For this, we have to use the labels generated by the relabeling procedure. Here, for each RJMCMC sample, we will sample from the conditional posterior conditional and then relabel the signal segments to their corresponding source. We also thin the samples by a factor n_thin = 100 to speed up things and reduce memory consumption.
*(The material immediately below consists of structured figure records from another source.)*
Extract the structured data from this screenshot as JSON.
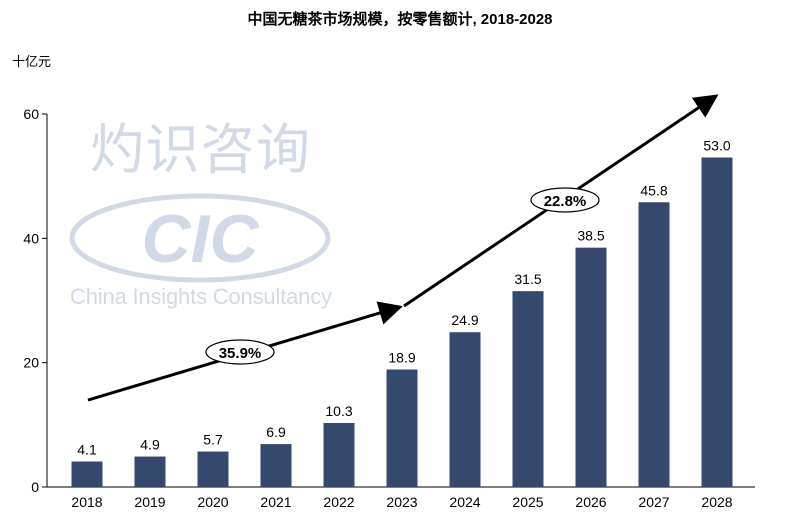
{
  "chart_data": {
    "type": "bar",
    "title": "中国无糖茶市场规模，按零售额计, 2018-2028",
    "ylabel": "十亿元",
    "xlabel": "",
    "ylim": [
      0,
      60
    ],
    "yticks": [
      0,
      20,
      40,
      60
    ],
    "grid": false,
    "categories": [
      "2018",
      "2019",
      "2020",
      "2021",
      "2022",
      "2023",
      "2024",
      "2025",
      "2026",
      "2027",
      "2028"
    ],
    "values": [
      4.1,
      4.9,
      5.7,
      6.9,
      10.3,
      18.9,
      24.9,
      31.5,
      38.5,
      45.8,
      53.0
    ],
    "value_labels": [
      "4.1",
      "4.9",
      "5.7",
      "6.9",
      "10.3",
      "18.9",
      "24.9",
      "31.5",
      "38.5",
      "45.8",
      "53.0"
    ],
    "bar_color": "#34496c",
    "annotations": [
      {
        "label": "35.9%",
        "from": "2018",
        "to": "2023",
        "type": "CAGR arrow"
      },
      {
        "label": "22.8%",
        "from": "2023",
        "to": "2028",
        "type": "CAGR arrow"
      }
    ]
  },
  "watermark": {
    "logo": "CIC",
    "name_cn": "灼识咨询",
    "name_en": "China Insights Consultancy",
    "color": "#c9d3e2"
  }
}
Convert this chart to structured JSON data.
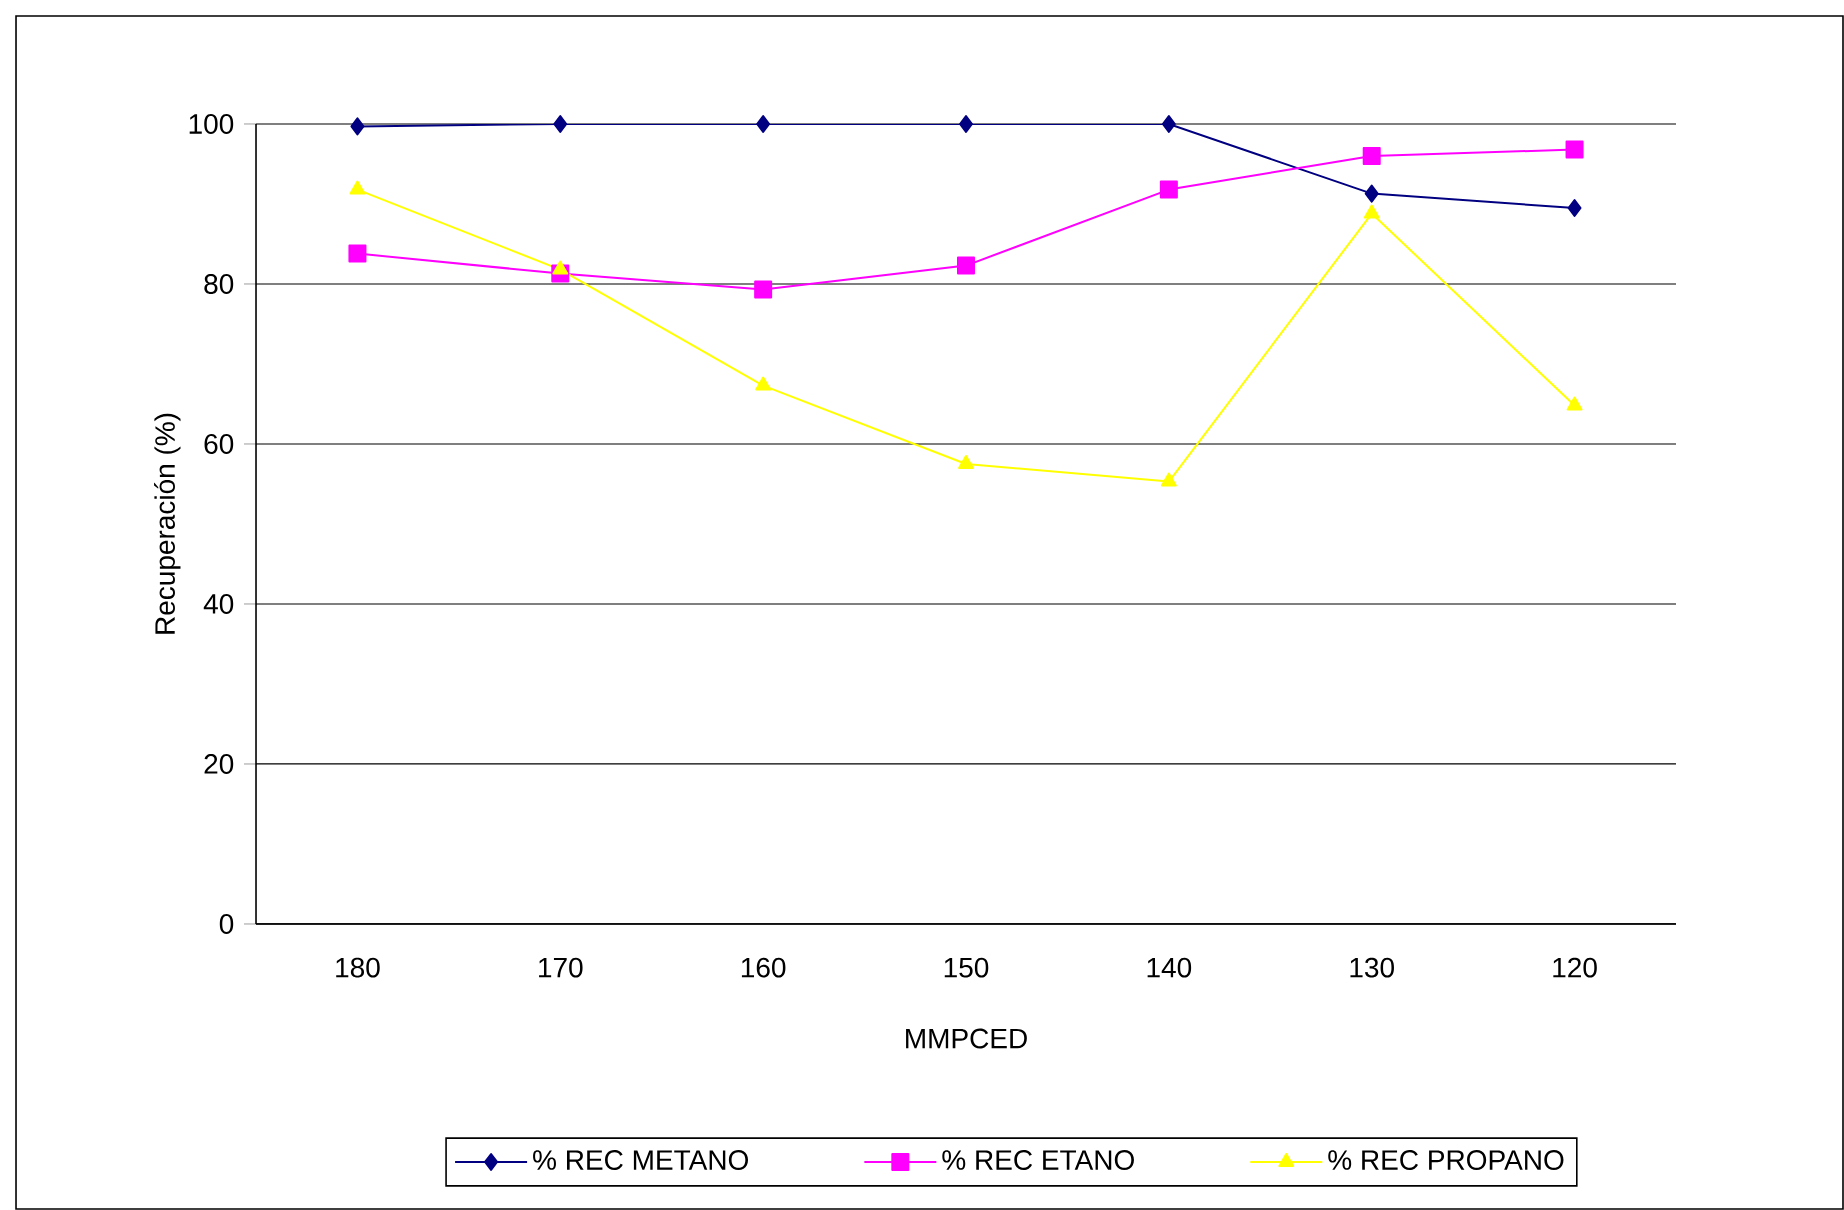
{
  "chart_data": {
    "type": "line",
    "xlabel": "MMPCED",
    "ylabel": "Recuperación (%)",
    "categories": [
      "180",
      "170",
      "160",
      "150",
      "140",
      "130",
      "120"
    ],
    "series": [
      {
        "name": "% REC METANO",
        "color": "#000080",
        "marker": "diamond",
        "values": [
          99.7,
          100,
          100,
          100,
          100,
          91.3,
          89.5
        ]
      },
      {
        "name": "% REC ETANO",
        "color": "#ff00ff",
        "marker": "square",
        "values": [
          83.8,
          81.3,
          79.3,
          82.3,
          91.8,
          96,
          96.8
        ]
      },
      {
        "name": "% REC PROPANO",
        "color": "#ffff00",
        "marker": "triangle",
        "values": [
          91.8,
          81.8,
          67.3,
          57.5,
          55.3,
          88.8,
          64.8
        ]
      }
    ],
    "ylim": [
      0,
      100
    ],
    "yticks": [
      0,
      20,
      40,
      60,
      80,
      100
    ],
    "grid": "y",
    "legend": "bottom",
    "line_style": "solid"
  }
}
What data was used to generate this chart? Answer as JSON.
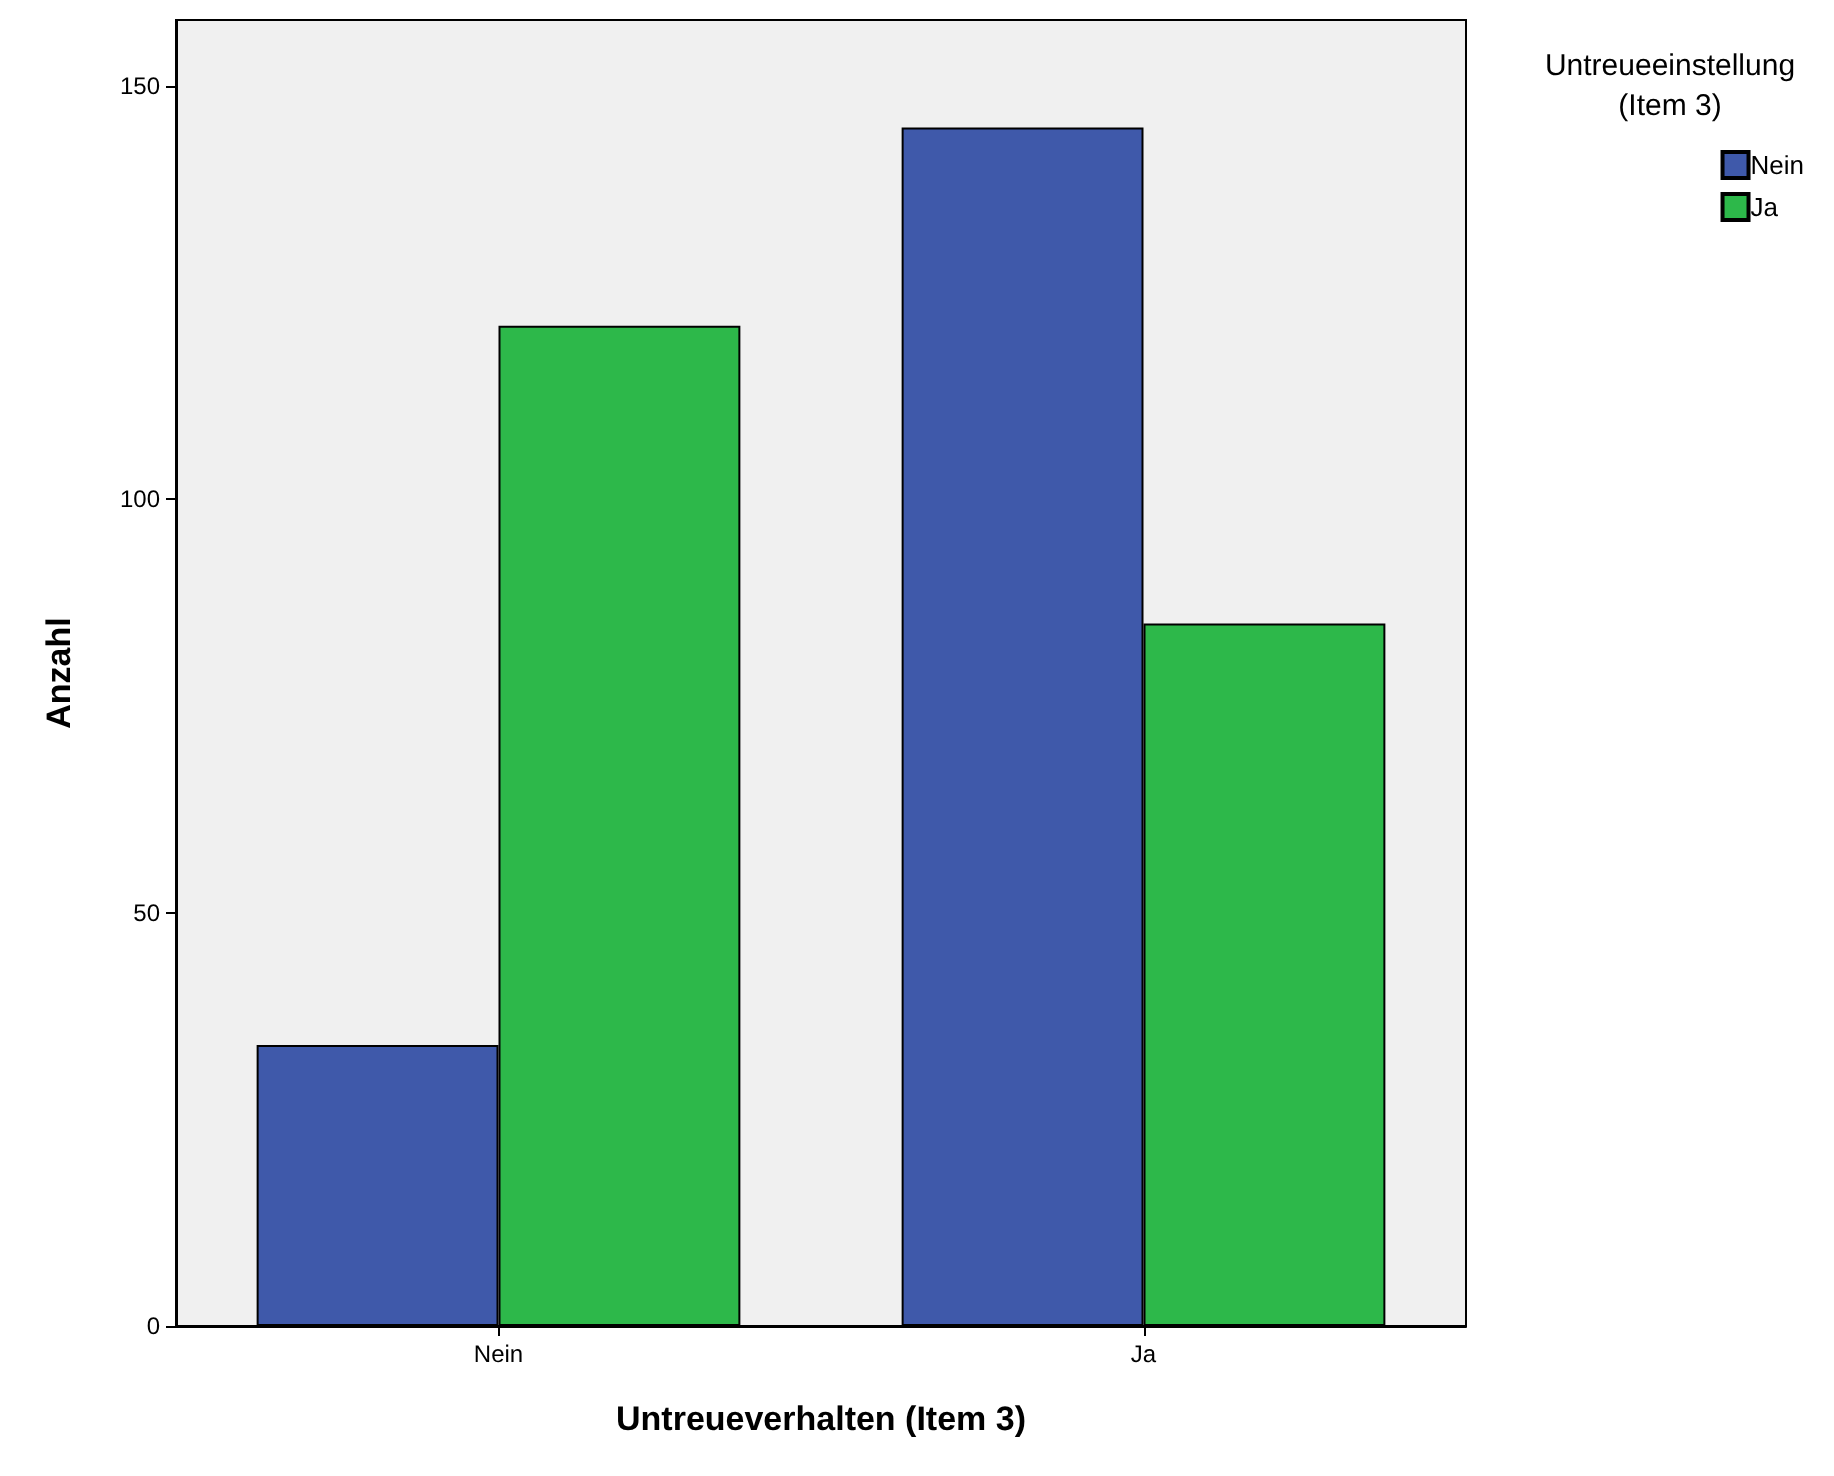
{
  "chart_data": {
    "type": "bar",
    "xlabel": "Untreueverhalten (Item 3)",
    "ylabel": "Anzahl",
    "legend_title": "Untreueeinstellung\n(Item 3)",
    "categories": [
      "Nein",
      "Ja"
    ],
    "series": [
      {
        "name": "Nein",
        "color": "#3f59aa",
        "values": [
          34,
          145
        ]
      },
      {
        "name": "Ja",
        "color": "#2db84a",
        "values": [
          121,
          85
        ]
      }
    ],
    "ylim": [
      0,
      158
    ],
    "yticks": [
      0,
      50,
      100,
      150
    ],
    "grid": false,
    "legend": "top right"
  }
}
x_samples = [Vector{Float64}[] for j in 1:k_mixture]
x_means   = [Vector{Float64}[] for j in 1:k_mixture]

n_thin = n_samples ÷ 10

samples_thinned = burned[1:n_thin:end]
labels_thinned  = labels[1:n_thin:end]

for (sample, labs) in zip(samples_thinned, labels_thinned)
    dist_x   = WidebandDoA.reconstruct(cond, sample)
    x_sample = rand(rng, dist_x) # Conditional posterior sample
    x_mean   = mean(dist_x)      # Conditional posterior mean

    kj        = length(sample)
    total_len = length(x_sample)
    blocksize = total_len ÷ kj

    # Labeling the conditional posterior mean and sample
    for (idx, label) in enumerate(labs)
        if label > k_mixture
            # A label of k_mixture + 1 corresponds to clutter
            continue
        end

        # The source signals are flattened so we have to slice the block corresponding
        # to the source the label is pointing to.
        blockrange = (idx-1)*blocksize+1:idx*blocksize
        xj_sample  = x_sample[blockrange[1:N]]
        xj_mean    = x_mean[  blockrange[1:N]]
        push!(x_samples[label], xj_sample)
        push!(x_means[label],   xj_mean)
    end
end
nothing

Now that sampling and relabeling is done, we can visualize the posterior samples against with the minimum mean-squared error (MMSE) estimates (posterior mean). The variability of the posterior samples represent the posterior uncertainty:

x_mmse = mean.(x_samples)

plts = map(1:k_mixture) do j
    p = Plots.plot(x_mmse[j], linecolor=:blue, label="MMSE", xlabel="Sample index")
    for x_sample in x_samples[j]
        Plots.plot!(p, x_sample, linecolor=:blue, alpha=0.5, linewidth=0.2, label=nothing)
    end
    p
end
Plots.plot(plts..., layout = (4, 1))
savefig("recon_samples.svg")
nothing

Finally, let's compare the MMSE against the ground truth x.

Plots.plot( x_mmse, layout=(4,1), label="MMSE", xlabel="Sample Index")
Plots.plot!(x,      layout=(4,1), label="True", xlabel="Sample Index")
savefig("recon_mmse_comparison.svg")
nothing

N2003Neal, Radford M. "Slice sampling." The annals of statistics 31.3 (2003): 705-767.
GD2020Gagnon, Philippe, and Arnaud Doucet. "Nonreversible jump algorithms for Bayesian nested model selection." Journal of Computational and Graphical Statistics 30.2 (2020): 312-323.
RBF2014Roodaki, Alireza, Julien Bect, and Gilles Fleury. "Relabeling and summarizing posterior distributions in signal decomposition problems when the number of components is unknown." IEEE Transactions on Signal Processing (2014).